As you may have heard, last week both the NC House and Senate passed the State budget, which included raising the age of juvenile court jurisdiction from 15 to 17 years of age beginning in December 2019. While Governor Cooper vetoed the budget this week, both chambers overrode that veto.

As of today, North Carolina is no longer be the only state to treat 16- and 17-year-olds as adults for all crimes. 

While the provision raises the age for all crimes, the final bill represents a compromise between the House and Senate on the inclusion of H & I felonies so that cases involving 16- and 17-year olds charged with A-G felonies will reach final resolution in adult court if the prosecutor obtains an indictment or a finding of probable cause.

That said, the Juvenile Justice Reinvestment Act is a real step forward for our NC juvenile court system.

Finally… we want to express thanks to all of you who called, emailed, shared, tweeted, texted, etc. Your persistence kept this issue at the forefront of budget negotiations and because of your efforts our communities will be safer and our youth will have a chance at a better, more successful future.

Bob Simmons

Executive Director, Council for Children’s Rights
“Council for Children’s Rights is grateful to the General Assembly for recognizing that justice for 16- and 17-year-olds is better served in Juvenile Court.  This change makes North Carolina smart on crime: It will assure not only better futures for the youth of our community but also greater public safety and prosperity. As the public defender for children in Juvenile Court, we look forward to working with the courts and the other participants in the juvenile justice system to expand our capacity to serve our community’s youth.”

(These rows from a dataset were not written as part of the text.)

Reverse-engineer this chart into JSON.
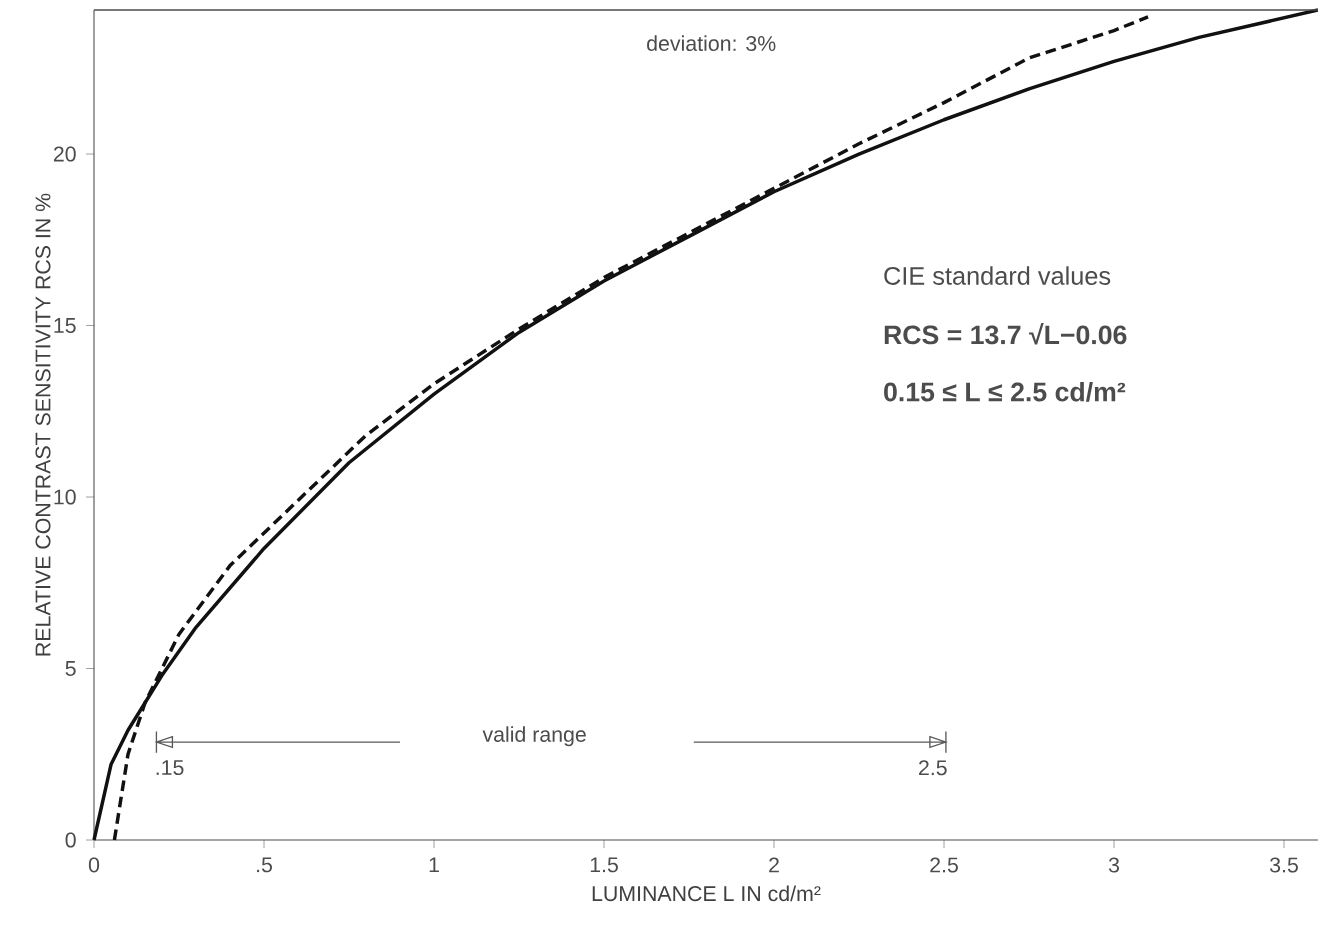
{
  "chart_data": {
    "type": "line",
    "xlabel": "LUMINANCE  L IN cd/m²",
    "ylabel": "RELATIVE CONTRAST SENSITIVITY RCS IN %",
    "xlim": [
      0,
      3.6
    ],
    "ylim": [
      0,
      24.2
    ],
    "xticks": [
      0,
      {
        "value": 0.5,
        "label": ".5"
      },
      1,
      1.5,
      2,
      2.5,
      3,
      3.5
    ],
    "yticks": [
      0,
      5,
      10,
      15,
      20
    ],
    "grid": false,
    "marker": "none",
    "series": [
      {
        "color": "#111111",
        "line_style": "solid",
        "x": [
          0,
          0.05,
          0.1,
          0.2,
          0.3,
          0.5,
          0.75,
          1.0,
          1.25,
          1.5,
          1.75,
          2.0,
          2.25,
          2.5,
          2.75,
          3.0,
          3.25,
          3.6
        ],
        "values": [
          0,
          2.2,
          3.2,
          4.8,
          6.2,
          8.5,
          11.0,
          13.0,
          14.8,
          16.3,
          17.6,
          18.9,
          20.0,
          21.0,
          21.9,
          22.7,
          23.4,
          24.2
        ]
      },
      {
        "color": "#111111",
        "line_style": "dashed",
        "x": [
          0.06,
          0.1,
          0.15,
          0.25,
          0.4,
          0.6,
          0.8,
          1.0,
          1.25,
          1.5,
          1.75,
          2.0,
          2.25,
          2.5,
          2.75,
          3.0,
          3.1
        ],
        "values": [
          0,
          2.5,
          4.0,
          6.0,
          8.0,
          9.9,
          11.8,
          13.3,
          14.9,
          16.4,
          17.7,
          19.0,
          20.3,
          21.5,
          22.8,
          23.6,
          24.0
        ]
      }
    ],
    "annotations": [
      "deviation: 3%",
      ".15",
      "2.5",
      "valid range",
      "CIE standard values",
      "RCS = 13.7 √L−0.06",
      "0.15 ≤ L ≤ 2.5 cd/m²"
    ]
  }
}
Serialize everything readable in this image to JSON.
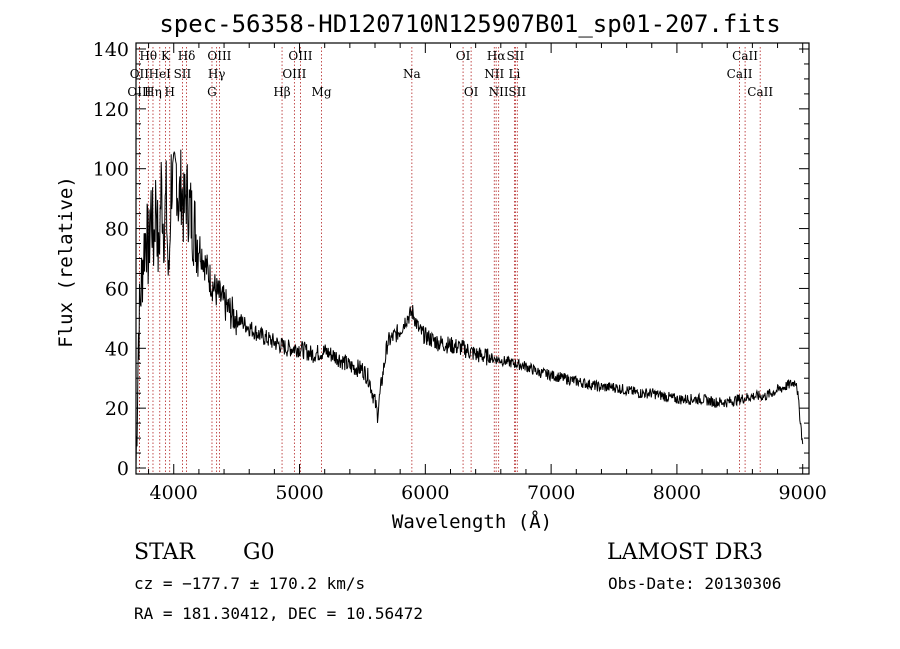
{
  "chart_data": {
    "type": "line",
    "title": "spec-56358-HD120710N125907B01_sp01-207.fits",
    "xlabel": "Wavelength (Å)",
    "ylabel": "Flux (relative)",
    "xlim": [
      3700,
      9050
    ],
    "ylim": [
      -2,
      142
    ],
    "xticks": [
      4000,
      5000,
      6000,
      7000,
      8000,
      9000
    ],
    "yticks": [
      0,
      20,
      40,
      60,
      80,
      100,
      120,
      140
    ],
    "series": [
      {
        "name": "flux",
        "x": [
          3700,
          3720,
          3740,
          3760,
          3780,
          3800,
          3820,
          3840,
          3860,
          3880,
          3900,
          3920,
          3940,
          3960,
          3980,
          4000,
          4020,
          4040,
          4060,
          4080,
          4100,
          4120,
          4150,
          4200,
          4250,
          4300,
          4350,
          4400,
          4450,
          4500,
          4600,
          4700,
          4800,
          4900,
          5000,
          5100,
          5200,
          5300,
          5400,
          5500,
          5550,
          5600,
          5620,
          5650,
          5700,
          5750,
          5800,
          5850,
          5900,
          5950,
          6000,
          6100,
          6200,
          6300,
          6400,
          6500,
          6600,
          6700,
          6800,
          6900,
          7000,
          7100,
          7200,
          7300,
          7400,
          7500,
          7600,
          7700,
          7800,
          7900,
          8000,
          8100,
          8200,
          8300,
          8400,
          8500,
          8600,
          8700,
          8800,
          8900,
          8950,
          9000
        ],
        "values": [
          0,
          45,
          60,
          72,
          80,
          70,
          88,
          75,
          92,
          68,
          95,
          80,
          90,
          60,
          98,
          92,
          100,
          88,
          95,
          85,
          92,
          88,
          82,
          75,
          68,
          62,
          58,
          55,
          52,
          50,
          47,
          44,
          42,
          40,
          40,
          38,
          39,
          37,
          34,
          33,
          30,
          22,
          18,
          28,
          42,
          44,
          46,
          50,
          52,
          46,
          44,
          42,
          41,
          40,
          38,
          37,
          36,
          35,
          34,
          32,
          31,
          30,
          29,
          28,
          27,
          27,
          26,
          25,
          25,
          24,
          23,
          23,
          23,
          22,
          22,
          23,
          24,
          24,
          26,
          28,
          29,
          8
        ]
      }
    ],
    "spectral_lines": [
      {
        "label": "Hθ",
        "wavelength": 3798,
        "row": 0
      },
      {
        "label": "K",
        "wavelength": 3934,
        "row": 0
      },
      {
        "label": "Hδ",
        "wavelength": 4102,
        "row": 0
      },
      {
        "label": "OII",
        "wavelength": 3727,
        "row": 1
      },
      {
        "label": "HeI",
        "wavelength": 3889,
        "row": 1
      },
      {
        "label": "SII",
        "wavelength": 4069,
        "row": 1
      },
      {
        "label": "OIII",
        "wavelength": 3727,
        "row": 2
      },
      {
        "label": "Hη",
        "wavelength": 3835,
        "row": 2
      },
      {
        "label": "H",
        "wavelength": 3968,
        "row": 2
      },
      {
        "label": "OIII",
        "wavelength": 4363,
        "row": 0
      },
      {
        "label": "Hγ",
        "wavelength": 4341,
        "row": 1
      },
      {
        "label": "G",
        "wavelength": 4304,
        "row": 2
      },
      {
        "label": "OIII",
        "wavelength": 5007,
        "row": 0
      },
      {
        "label": "OIII",
        "wavelength": 4959,
        "row": 1
      },
      {
        "label": "Hβ",
        "wavelength": 4861,
        "row": 2
      },
      {
        "label": "Mg",
        "wavelength": 5175,
        "row": 2
      },
      {
        "label": "Na",
        "wavelength": 5893,
        "row": 1
      },
      {
        "label": "OI",
        "wavelength": 6300,
        "row": 0
      },
      {
        "label": "OI",
        "wavelength": 6364,
        "row": 2
      },
      {
        "label": "Hα",
        "wavelength": 6563,
        "row": 0
      },
      {
        "label": "SII",
        "wavelength": 6716,
        "row": 0
      },
      {
        "label": "NII",
        "wavelength": 6548,
        "row": 1
      },
      {
        "label": "Li",
        "wavelength": 6708,
        "row": 1
      },
      {
        "label": "NII",
        "wavelength": 6583,
        "row": 2
      },
      {
        "label": "SII",
        "wavelength": 6731,
        "row": 2
      },
      {
        "label": "CaII",
        "wavelength": 8542,
        "row": 0
      },
      {
        "label": "CaII",
        "wavelength": 8498,
        "row": 1
      },
      {
        "label": "CaII",
        "wavelength": 8662,
        "row": 2
      }
    ]
  },
  "info": {
    "class": "STAR",
    "subclass": "G0",
    "survey": "LAMOST DR3",
    "cz": "cz = −177.7 ± 170.2 km/s",
    "obs_date": "Obs-Date: 20130306",
    "coords": "RA = 181.30412, DEC =  10.56472"
  }
}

CFCR Statement on Inclusion of Raise the Age
in Final State Budget

What else does this bill do?

  • It requires the juvenile court counselors, should they elect not to send a matter to court, to provide notice to the victim detailing specific reasons for the decision, specifying whether the matter was closed entirely or diverted, and informing them of their right to request a review by the prosecutor.
  • It assists in the timeliness of filing by increasing law enforcement access, upon request, to prior delinquency records and consultations with law enforcement.
  • It formalizes a school-justice partnership between school systems and law enforcement to reduce in-school arrests, out-of-school suspensions, and expulsions.
  • It establishes minimum standards in the areas of: training for criminal justice officers on juvenile court issues; best practices in handling incidents involving juveniles; adolescent development and psychology; and prevention through relationship building with youth
  • It increases severity of disposition for offenses found to be part of criminal gang activity.
  • It establishes a 21-member juvenile jurisdiction advisory committee to develop an implementation plan for extending jurisdiction to 16- and 17-year-olds that includes cost estimates. Further, it permits the group to apply for and accept grants from non-state funding sources to assist in implementation.